On The Irrelevance Of Traditional Media Reporting





The NYT's Frank Rich and PressThink's Jay Rosen have both done tremendous post-mortems on Michael Hastings' McChrystal-shattering report in Rolling Stone Magazine. While Rich focuses more on the implications of the whole affair, and the containment of the fallout, possibly including its repercussions on the war in Afghanistan, concluding boldly that McChrystalgate "gives us reason to hope that the president’s first bold move to extricate America from the graveyard of empires won’t be his last", a much more relevant observation that both authors target in on is the future of reporting, and journalism in general, in the US and elsewhere.

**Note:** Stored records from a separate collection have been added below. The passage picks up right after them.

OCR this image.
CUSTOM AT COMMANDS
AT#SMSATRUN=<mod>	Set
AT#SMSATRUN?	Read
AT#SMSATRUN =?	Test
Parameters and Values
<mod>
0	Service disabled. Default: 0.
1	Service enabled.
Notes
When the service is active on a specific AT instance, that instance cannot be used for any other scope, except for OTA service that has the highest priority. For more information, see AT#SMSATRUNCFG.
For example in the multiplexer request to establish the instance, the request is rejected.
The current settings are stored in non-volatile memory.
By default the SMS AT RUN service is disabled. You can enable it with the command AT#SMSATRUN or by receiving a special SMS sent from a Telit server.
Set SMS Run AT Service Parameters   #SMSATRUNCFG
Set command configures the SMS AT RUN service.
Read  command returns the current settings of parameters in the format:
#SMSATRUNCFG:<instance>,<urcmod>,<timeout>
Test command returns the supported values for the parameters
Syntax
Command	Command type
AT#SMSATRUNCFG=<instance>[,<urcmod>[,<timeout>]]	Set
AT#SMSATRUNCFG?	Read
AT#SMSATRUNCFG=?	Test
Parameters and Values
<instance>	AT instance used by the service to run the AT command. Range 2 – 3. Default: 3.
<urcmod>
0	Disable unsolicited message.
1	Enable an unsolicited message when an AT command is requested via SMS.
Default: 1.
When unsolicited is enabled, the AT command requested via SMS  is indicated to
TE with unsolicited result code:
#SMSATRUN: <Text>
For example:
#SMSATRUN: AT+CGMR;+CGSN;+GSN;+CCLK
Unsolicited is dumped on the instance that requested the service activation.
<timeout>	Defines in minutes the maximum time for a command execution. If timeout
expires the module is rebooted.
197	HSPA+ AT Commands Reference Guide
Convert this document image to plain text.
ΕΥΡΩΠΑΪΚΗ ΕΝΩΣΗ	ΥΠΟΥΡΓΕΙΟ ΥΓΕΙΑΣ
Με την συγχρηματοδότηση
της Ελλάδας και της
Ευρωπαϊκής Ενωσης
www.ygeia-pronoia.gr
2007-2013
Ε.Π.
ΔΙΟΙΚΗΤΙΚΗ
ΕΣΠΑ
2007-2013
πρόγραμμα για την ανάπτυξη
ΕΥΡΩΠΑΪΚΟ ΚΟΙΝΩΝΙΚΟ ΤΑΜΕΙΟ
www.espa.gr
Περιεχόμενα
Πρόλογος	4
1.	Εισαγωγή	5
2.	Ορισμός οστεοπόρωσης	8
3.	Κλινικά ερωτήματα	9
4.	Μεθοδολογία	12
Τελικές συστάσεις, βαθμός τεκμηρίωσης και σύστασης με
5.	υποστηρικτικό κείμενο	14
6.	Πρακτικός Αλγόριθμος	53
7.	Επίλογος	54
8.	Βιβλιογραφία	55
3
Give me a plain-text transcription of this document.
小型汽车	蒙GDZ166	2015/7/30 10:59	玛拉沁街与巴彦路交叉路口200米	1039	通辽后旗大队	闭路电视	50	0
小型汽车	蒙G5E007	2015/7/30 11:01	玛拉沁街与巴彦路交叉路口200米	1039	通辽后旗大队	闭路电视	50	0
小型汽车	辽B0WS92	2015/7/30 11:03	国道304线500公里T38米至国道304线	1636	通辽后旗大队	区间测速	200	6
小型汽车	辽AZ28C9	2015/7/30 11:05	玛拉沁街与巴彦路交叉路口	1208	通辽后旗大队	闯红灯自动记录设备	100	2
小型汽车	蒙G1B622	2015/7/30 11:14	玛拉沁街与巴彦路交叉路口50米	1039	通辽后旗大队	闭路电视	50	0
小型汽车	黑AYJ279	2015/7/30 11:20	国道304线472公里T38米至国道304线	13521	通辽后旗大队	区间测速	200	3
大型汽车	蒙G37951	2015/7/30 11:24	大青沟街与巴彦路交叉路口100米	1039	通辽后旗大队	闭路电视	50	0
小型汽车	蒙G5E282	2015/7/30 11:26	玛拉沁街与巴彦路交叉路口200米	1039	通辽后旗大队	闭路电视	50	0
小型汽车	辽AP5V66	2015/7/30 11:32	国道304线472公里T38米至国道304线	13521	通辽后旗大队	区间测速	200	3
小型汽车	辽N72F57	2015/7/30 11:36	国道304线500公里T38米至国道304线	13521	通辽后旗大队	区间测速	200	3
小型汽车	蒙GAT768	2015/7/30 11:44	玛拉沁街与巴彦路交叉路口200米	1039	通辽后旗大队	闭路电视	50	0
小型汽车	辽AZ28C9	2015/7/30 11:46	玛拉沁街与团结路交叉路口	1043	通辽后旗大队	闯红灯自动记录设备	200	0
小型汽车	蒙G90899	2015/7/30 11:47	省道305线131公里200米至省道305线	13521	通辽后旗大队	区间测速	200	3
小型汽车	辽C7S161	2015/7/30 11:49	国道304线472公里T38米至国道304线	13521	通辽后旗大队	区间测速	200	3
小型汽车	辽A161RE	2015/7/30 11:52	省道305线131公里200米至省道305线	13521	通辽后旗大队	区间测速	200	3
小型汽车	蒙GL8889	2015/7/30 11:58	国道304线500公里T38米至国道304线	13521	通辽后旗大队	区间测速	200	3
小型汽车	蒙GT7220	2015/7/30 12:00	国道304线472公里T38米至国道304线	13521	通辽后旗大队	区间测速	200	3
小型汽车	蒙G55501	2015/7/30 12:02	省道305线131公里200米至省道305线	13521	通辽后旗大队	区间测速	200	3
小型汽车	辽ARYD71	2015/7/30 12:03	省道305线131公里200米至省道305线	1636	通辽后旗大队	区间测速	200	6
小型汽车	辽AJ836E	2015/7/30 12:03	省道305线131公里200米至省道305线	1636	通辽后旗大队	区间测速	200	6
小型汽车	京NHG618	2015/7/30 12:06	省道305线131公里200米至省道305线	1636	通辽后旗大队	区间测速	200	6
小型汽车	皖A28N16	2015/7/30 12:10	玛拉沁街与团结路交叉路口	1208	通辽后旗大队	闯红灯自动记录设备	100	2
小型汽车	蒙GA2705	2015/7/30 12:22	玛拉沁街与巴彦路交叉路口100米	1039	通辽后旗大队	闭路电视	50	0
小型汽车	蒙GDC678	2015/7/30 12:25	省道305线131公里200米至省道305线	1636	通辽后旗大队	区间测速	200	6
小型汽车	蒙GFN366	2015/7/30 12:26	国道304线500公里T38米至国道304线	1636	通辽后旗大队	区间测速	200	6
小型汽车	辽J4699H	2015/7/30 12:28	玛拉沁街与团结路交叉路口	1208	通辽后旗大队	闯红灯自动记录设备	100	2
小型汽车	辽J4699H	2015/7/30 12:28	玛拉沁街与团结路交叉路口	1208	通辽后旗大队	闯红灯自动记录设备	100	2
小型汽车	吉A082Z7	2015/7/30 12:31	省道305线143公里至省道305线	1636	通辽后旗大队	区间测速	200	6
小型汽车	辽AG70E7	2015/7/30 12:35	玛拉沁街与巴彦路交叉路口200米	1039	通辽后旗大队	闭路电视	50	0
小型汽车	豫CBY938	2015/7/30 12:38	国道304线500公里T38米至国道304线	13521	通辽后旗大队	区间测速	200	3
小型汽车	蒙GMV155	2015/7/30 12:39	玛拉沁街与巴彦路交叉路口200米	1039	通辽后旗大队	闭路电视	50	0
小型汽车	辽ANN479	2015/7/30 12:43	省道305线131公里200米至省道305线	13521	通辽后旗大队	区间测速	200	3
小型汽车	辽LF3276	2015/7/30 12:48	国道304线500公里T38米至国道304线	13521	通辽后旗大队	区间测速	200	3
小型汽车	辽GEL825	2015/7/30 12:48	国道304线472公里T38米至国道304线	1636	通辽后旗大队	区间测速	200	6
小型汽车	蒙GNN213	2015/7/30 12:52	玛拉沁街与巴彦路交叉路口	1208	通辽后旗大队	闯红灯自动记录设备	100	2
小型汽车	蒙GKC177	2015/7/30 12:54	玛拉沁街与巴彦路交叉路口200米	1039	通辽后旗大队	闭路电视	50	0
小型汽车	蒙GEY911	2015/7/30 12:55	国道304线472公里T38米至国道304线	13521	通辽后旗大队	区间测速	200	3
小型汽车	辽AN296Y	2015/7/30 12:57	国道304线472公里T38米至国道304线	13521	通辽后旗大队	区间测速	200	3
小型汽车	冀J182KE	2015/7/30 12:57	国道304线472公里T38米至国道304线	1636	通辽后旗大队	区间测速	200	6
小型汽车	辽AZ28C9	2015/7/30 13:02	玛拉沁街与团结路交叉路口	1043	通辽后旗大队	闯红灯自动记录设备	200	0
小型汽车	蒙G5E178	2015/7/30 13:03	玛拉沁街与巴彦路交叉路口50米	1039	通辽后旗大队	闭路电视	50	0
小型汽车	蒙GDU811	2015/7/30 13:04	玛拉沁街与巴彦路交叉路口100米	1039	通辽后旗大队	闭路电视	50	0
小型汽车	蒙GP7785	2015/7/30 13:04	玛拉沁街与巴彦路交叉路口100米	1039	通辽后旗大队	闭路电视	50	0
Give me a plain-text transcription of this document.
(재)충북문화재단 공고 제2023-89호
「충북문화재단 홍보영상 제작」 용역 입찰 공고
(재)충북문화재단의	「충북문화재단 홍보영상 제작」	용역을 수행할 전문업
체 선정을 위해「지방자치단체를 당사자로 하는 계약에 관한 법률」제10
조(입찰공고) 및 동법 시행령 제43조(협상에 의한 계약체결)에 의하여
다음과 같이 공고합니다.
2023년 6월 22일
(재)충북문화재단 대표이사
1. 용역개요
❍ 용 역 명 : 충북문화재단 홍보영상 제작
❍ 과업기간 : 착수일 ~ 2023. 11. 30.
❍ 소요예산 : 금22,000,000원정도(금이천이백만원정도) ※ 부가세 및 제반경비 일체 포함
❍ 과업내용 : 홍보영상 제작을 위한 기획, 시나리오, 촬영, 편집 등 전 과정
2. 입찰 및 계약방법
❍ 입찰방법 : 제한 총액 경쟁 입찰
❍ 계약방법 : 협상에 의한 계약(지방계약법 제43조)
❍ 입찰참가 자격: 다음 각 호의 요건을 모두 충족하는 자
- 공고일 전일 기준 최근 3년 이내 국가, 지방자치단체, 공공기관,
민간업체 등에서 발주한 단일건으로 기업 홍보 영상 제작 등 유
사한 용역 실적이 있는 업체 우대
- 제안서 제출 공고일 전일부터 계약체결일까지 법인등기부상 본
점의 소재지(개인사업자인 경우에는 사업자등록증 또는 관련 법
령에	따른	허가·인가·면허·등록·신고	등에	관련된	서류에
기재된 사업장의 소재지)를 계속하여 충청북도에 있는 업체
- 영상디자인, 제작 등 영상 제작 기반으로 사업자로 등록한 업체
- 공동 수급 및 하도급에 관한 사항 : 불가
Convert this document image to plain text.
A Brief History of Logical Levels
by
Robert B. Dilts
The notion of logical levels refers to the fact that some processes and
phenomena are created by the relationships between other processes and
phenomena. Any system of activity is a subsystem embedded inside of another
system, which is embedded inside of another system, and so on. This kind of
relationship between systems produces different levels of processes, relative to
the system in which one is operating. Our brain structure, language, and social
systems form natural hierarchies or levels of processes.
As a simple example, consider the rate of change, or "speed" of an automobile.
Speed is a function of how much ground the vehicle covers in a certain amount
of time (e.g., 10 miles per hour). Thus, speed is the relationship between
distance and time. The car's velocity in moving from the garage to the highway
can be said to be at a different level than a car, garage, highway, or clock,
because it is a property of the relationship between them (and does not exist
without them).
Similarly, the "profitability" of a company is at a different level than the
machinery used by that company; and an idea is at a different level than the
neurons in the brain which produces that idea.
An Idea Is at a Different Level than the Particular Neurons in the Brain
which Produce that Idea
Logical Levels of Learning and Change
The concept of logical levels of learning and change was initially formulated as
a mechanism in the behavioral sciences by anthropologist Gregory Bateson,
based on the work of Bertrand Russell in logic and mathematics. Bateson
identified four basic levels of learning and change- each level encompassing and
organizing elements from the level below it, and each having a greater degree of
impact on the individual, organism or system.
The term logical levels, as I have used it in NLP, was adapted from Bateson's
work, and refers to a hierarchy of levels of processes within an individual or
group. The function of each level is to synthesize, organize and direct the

Both frame their arguments based on statement by Politico, subsequently deleted, which was spot on, in describing the media-establishment relationship. To wit: "as a freelance reporter, Hastings would be considered a bigger risk to be given unfettered access, compared with a beat reporter, who would not risk burning bridges by publishing many of McChrystal’s remarks." In other words, never again expect a (beat, but one can generalize) reporter who is invited to political press shows to break anything of importance, and most certainly never expect a columnist (or certainly an analyst) invited on CNBC, or someone who writes books describing his high-level access to financial professionals, to ever again have anything insightful or relevant to say about the very system that is supposed to be supervised, yet ends up paying his or her bills. Which is why we will forever be happy to operate in the shadows of the establishment, where bridge burning is the norm not the exception. If that means a Penguin book deal lost now and then, so be it.